For advice, or to have the animal rescued, contact the RSPCA Qld.
If your enquiry relates to crocodile sightings, injured, sick or orphaned cassowaries or C3 bats (a bat that has bitten or scratched a person, or the person has had exposure to the bat’s saliva or neural tissue through their mucous membranes, e.g. eye), contact the department.
Your local vet may also provide advice.
- If possible, remove the animal from the source of the threat (e.g. take it off a road or out of a swimming pool) and place it somewhere safe and quiet.
- If the animal can be handled, safely confine it (e.g. wrap it in a towel and place in a closed cardboard box) so that it's warm and quiet. You may be advised to take it to a licensed wildlife carer for treatment and rehabilitation. You can also contact your local vet for help.
Injured wild animals won't want to be handled, and are likely to defend themselves and try to escape. You should therefore handle them in a way that ensures they won't struggle and cause further injury or additional stress.
Wear gloves or use a thick towel or jumper to restrain an animal while you are handling it, to protect yourself from scratches or bites. Try to get the animal into a warm, quiet, enclosed space as quickly as possible (e.g. wrap it in a towel and place it in a secure cardboard box). Make sure that any container you use is adequately ventilated.
The survival of a stressed wild animal may depend on it's being kept warm and quiet, so don't continually open up the container to look at the animal or show it to others.
If you are unsure about handling an animal just keep it safe until skilled help arrives.
When transporting an injured animal, restrain the container inside a vehicle and cover it so that the animal can't escape. Drive carefully—speeding only puts other lives at risk.
Make sure the wildlife carer or vet receiving the animal is prepared to care for it as soon as you arrive. Tell them where you found the animal, so that it can be released in the same area when it is rehabilitated. This information also helps to identify and manage 'black spots' where significant numbers of sick or injured wild animals are being found.

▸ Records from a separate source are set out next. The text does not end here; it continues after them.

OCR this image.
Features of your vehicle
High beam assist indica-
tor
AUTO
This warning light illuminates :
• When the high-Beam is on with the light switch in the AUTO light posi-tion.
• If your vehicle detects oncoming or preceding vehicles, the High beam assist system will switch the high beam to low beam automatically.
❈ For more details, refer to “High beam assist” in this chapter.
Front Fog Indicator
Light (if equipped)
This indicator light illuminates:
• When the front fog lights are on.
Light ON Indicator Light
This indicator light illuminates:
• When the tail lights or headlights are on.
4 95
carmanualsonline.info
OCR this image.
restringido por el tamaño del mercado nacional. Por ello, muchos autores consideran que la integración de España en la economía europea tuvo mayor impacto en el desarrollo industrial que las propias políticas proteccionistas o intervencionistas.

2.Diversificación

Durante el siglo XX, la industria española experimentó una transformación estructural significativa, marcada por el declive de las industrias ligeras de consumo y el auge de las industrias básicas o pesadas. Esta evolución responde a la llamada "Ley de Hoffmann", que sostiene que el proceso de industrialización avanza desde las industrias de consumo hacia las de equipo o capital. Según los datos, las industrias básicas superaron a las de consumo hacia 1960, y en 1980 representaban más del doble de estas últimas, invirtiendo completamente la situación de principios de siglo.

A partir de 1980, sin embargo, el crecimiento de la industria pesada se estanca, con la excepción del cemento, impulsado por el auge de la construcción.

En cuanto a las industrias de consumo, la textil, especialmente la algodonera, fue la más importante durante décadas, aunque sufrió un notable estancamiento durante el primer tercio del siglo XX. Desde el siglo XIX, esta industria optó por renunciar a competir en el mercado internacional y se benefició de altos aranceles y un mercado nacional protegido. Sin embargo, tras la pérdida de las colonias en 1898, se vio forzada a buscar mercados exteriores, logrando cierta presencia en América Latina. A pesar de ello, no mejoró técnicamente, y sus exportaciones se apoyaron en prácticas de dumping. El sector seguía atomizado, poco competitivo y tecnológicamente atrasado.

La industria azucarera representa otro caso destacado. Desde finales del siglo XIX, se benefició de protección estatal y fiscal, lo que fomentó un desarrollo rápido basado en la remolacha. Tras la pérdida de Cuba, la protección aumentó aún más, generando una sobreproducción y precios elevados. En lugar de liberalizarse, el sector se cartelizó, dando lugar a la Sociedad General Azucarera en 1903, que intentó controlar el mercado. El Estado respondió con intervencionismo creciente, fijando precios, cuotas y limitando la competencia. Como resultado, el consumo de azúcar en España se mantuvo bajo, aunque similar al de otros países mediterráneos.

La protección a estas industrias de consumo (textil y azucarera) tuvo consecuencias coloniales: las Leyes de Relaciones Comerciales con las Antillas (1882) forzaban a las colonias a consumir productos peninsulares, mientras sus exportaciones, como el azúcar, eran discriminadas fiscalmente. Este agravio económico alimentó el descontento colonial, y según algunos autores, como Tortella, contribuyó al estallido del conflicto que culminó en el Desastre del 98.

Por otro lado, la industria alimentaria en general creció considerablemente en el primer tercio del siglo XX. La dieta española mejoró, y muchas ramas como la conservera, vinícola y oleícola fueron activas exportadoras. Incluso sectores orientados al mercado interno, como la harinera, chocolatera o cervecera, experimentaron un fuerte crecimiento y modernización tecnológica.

Caring for injured wildlife yourself is only an option if you have the necessary skills and knowledge, and have a rehabilitation permit issued by the department. Wildlife carers must also follow a Code of Practice. Under The Animal Care and Protection Act 2001, they are legally bound to provide for the welfare of animals under their care. If you are keen to become involved in wildlife rehabilitation, contact your nearest wildlife care group or the Queensland Wildlife Rehabilitation Council (QWRC).

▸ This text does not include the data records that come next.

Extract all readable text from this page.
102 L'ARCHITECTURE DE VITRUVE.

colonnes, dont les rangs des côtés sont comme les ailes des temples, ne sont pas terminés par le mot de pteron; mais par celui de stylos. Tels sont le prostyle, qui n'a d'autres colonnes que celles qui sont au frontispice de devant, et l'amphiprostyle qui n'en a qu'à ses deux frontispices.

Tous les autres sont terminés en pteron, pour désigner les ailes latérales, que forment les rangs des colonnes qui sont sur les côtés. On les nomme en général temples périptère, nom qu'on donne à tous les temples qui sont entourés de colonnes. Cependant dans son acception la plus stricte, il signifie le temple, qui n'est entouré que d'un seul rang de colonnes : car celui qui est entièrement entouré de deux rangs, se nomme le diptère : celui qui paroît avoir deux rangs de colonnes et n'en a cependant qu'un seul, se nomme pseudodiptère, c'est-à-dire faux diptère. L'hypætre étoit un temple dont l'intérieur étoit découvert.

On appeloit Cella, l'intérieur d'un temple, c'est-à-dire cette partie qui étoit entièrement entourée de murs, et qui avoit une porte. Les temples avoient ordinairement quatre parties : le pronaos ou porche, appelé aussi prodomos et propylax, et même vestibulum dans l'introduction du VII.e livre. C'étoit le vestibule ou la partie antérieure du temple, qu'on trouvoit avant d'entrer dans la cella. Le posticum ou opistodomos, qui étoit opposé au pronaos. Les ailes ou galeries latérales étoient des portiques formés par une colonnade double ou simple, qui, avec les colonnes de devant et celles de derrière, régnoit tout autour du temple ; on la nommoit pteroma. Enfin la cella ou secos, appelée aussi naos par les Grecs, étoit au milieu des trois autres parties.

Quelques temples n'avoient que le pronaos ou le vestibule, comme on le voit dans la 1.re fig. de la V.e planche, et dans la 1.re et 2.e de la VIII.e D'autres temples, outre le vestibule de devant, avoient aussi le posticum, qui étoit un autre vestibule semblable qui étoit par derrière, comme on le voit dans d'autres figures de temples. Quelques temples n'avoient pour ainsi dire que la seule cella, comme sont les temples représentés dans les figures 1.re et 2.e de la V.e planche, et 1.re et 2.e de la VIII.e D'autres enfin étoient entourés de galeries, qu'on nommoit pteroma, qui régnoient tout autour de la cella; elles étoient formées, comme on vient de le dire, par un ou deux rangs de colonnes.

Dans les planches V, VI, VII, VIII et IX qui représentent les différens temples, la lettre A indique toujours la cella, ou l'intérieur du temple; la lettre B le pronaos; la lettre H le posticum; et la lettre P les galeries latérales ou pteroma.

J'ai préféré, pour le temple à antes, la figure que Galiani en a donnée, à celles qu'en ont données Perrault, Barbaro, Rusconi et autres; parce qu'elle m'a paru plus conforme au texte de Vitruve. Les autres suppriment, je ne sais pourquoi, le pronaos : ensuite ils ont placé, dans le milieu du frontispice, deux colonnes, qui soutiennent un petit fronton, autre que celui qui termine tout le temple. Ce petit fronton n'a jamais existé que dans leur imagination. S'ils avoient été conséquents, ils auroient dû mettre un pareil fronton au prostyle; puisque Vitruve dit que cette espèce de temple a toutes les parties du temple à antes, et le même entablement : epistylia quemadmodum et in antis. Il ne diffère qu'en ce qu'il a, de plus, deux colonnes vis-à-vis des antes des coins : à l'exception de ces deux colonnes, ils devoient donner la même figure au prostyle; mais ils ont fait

Anyone caring for native animals has to be prepared to treat them as wild animals. Releasing them back into their natural environment is the goal, and is a requirement under the Nature Conservation Act 1992. It is therefore important to minimise human contact, so the animals retain their ability to fend for themselves when re-introduced to the wild.
Sick and injured wild animals that cannot be rehabilitated and will never be able to survive in the wild may have to be euthanased by a vet or wildlife carer. Though this is disturbing to anyone involved in wildlife care, it may be the only option when an animal is in pain or will never be able to survive as a wild animal.
If you find a recently dead marsupial like a possum or a koala, check to see if has any live young in its pouch, as it may be possible to rehabilitate them and eventually release them back into the wild.
Dead wildlife may also be of interest to the department if:
- the animal has a tag or a radio collar, as it may be part of a research program and any information about it will be important
- the animal is unusual for that area or belongs to a threatened species.